Former military strongman and general, Hussain Mohammad Ershad, who
heads the Jatiya Party, made an appeal to contest in five parliament
constituencies after his nomination was barred by local election offices
last week.
"The election commission heard his five appeals today and rejected
all of them. He cannot now participate in the January 22 national
elections," commission spokesman S.M. Asaduzzaman told AFP. A.B.M. Ruhul
Amin Howlader, the secretary general of Jatiya Party, told AFP his party
would not take part in the election after the rejection.
"We will boycott the elections. Our stand is firm and clear: no
Ershad, no elections," Howlader told AFP, adding the decision to bar
Ershad from elections was "politically motivated".

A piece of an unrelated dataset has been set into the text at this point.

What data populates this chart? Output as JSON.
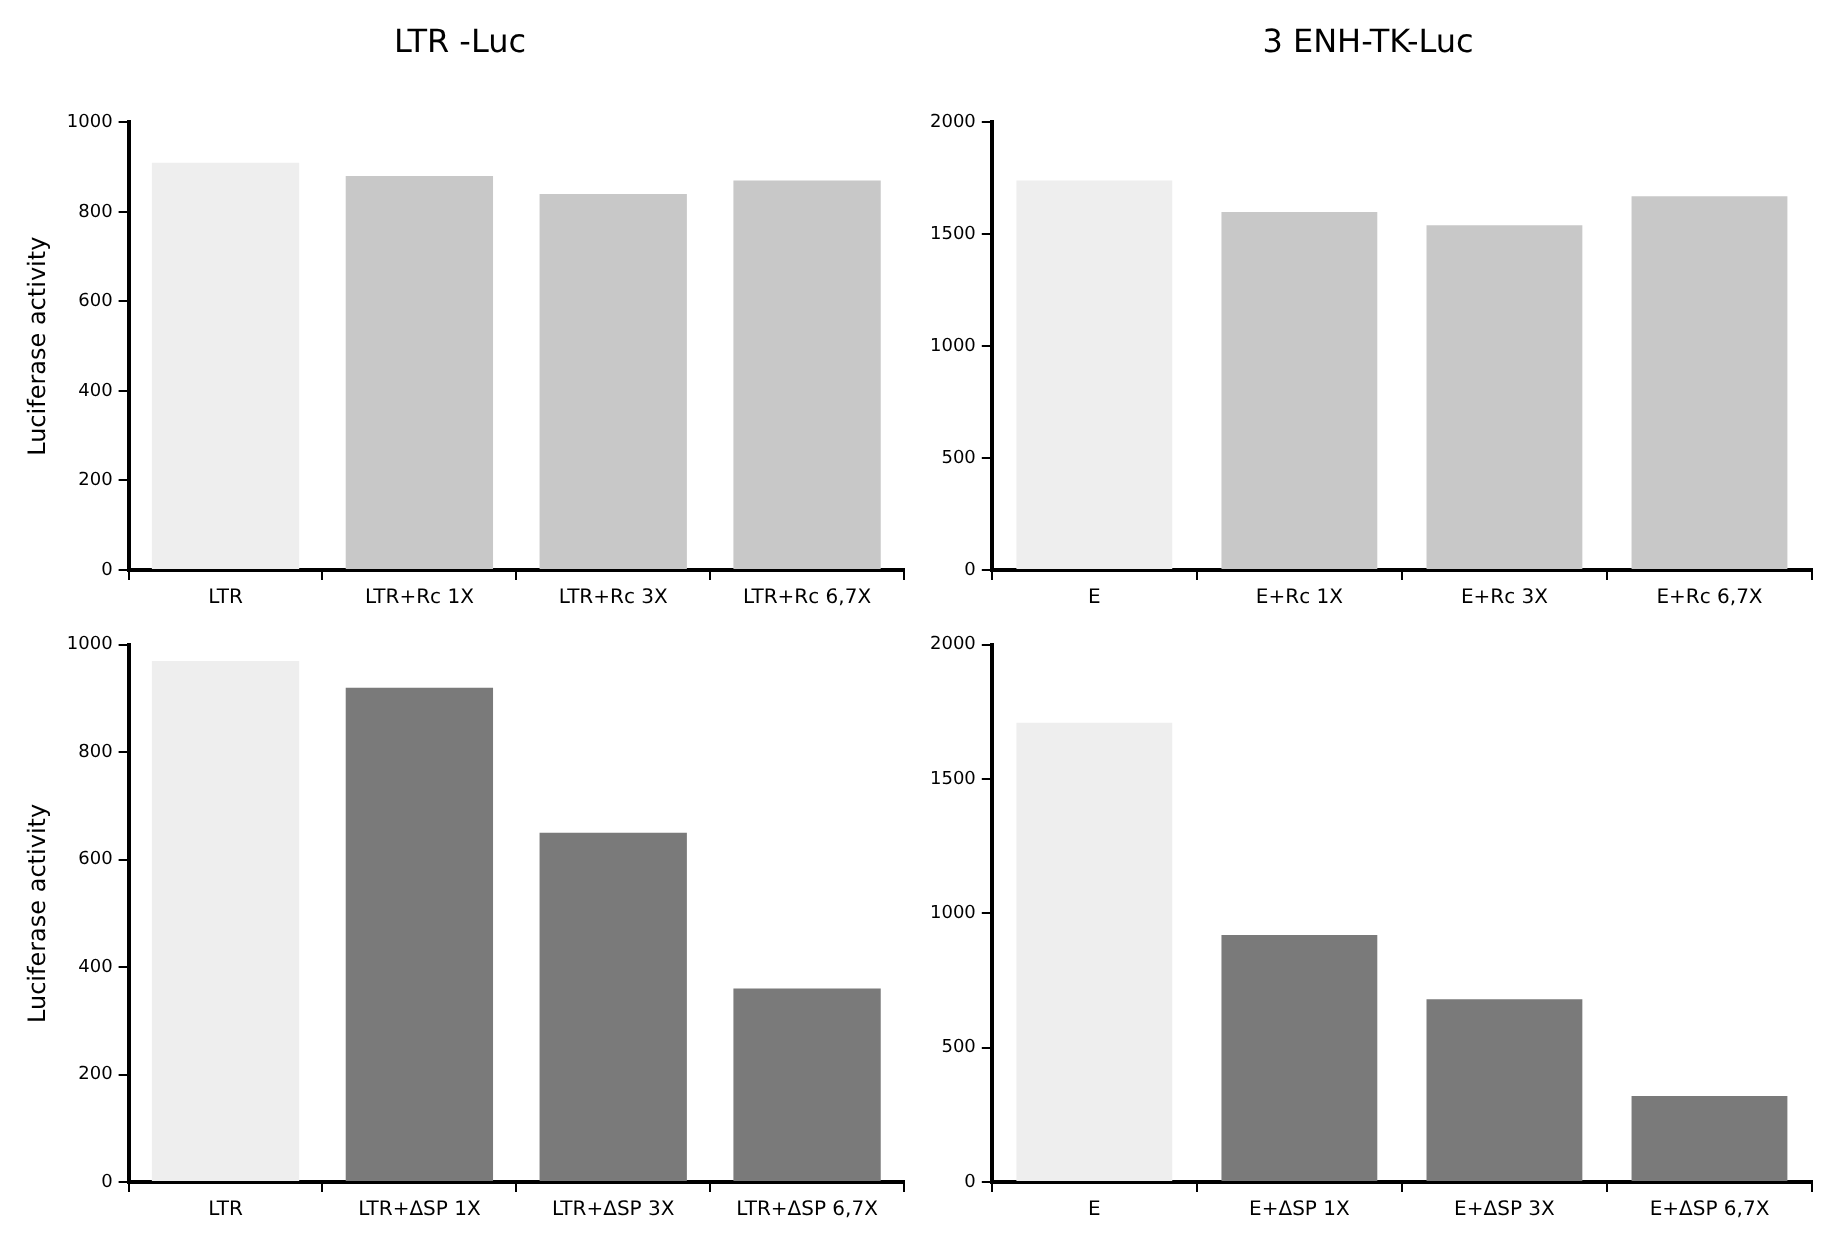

The Jatiya Party was the third-largest in Bangladesh's outgoing
parliament and is allied with the main opposition Awami League party in
the upcoming polls. Howlader said the party would now go to the Supreme
Court to make a last-ditch attempt to revive Ershad's nomination
application.
The appeals to the election commission were spurned after the
country's Supreme Court Tuesday rejected a plea by Ershad to overturn a
two-year jail sentence given by a lower court three years ago for
squandering government funds.
Bangladeshi law bars anyone with a criminal record from contesting
parliamentary elections for five years following completion of the
sentence.
Ershad is a popular political figure in Bangladesh and was seen as a
potential kingmaker in the elections. He seized power in a bloodless
coup in March 1982, but was ousted by a people's revolt in 1990.
The opposition and its allies have accused the outgoing Bangladesh
Nationalist Party (BNP) of appointing party loyalists to key positions
in the caretaker government and election commission in an attempt to rig
the polls.
But earlier this month they agreed to participate in the polls and
end protests that left at least 35 dead since October and caused massive
disruption in the impoverished country of 144 million people.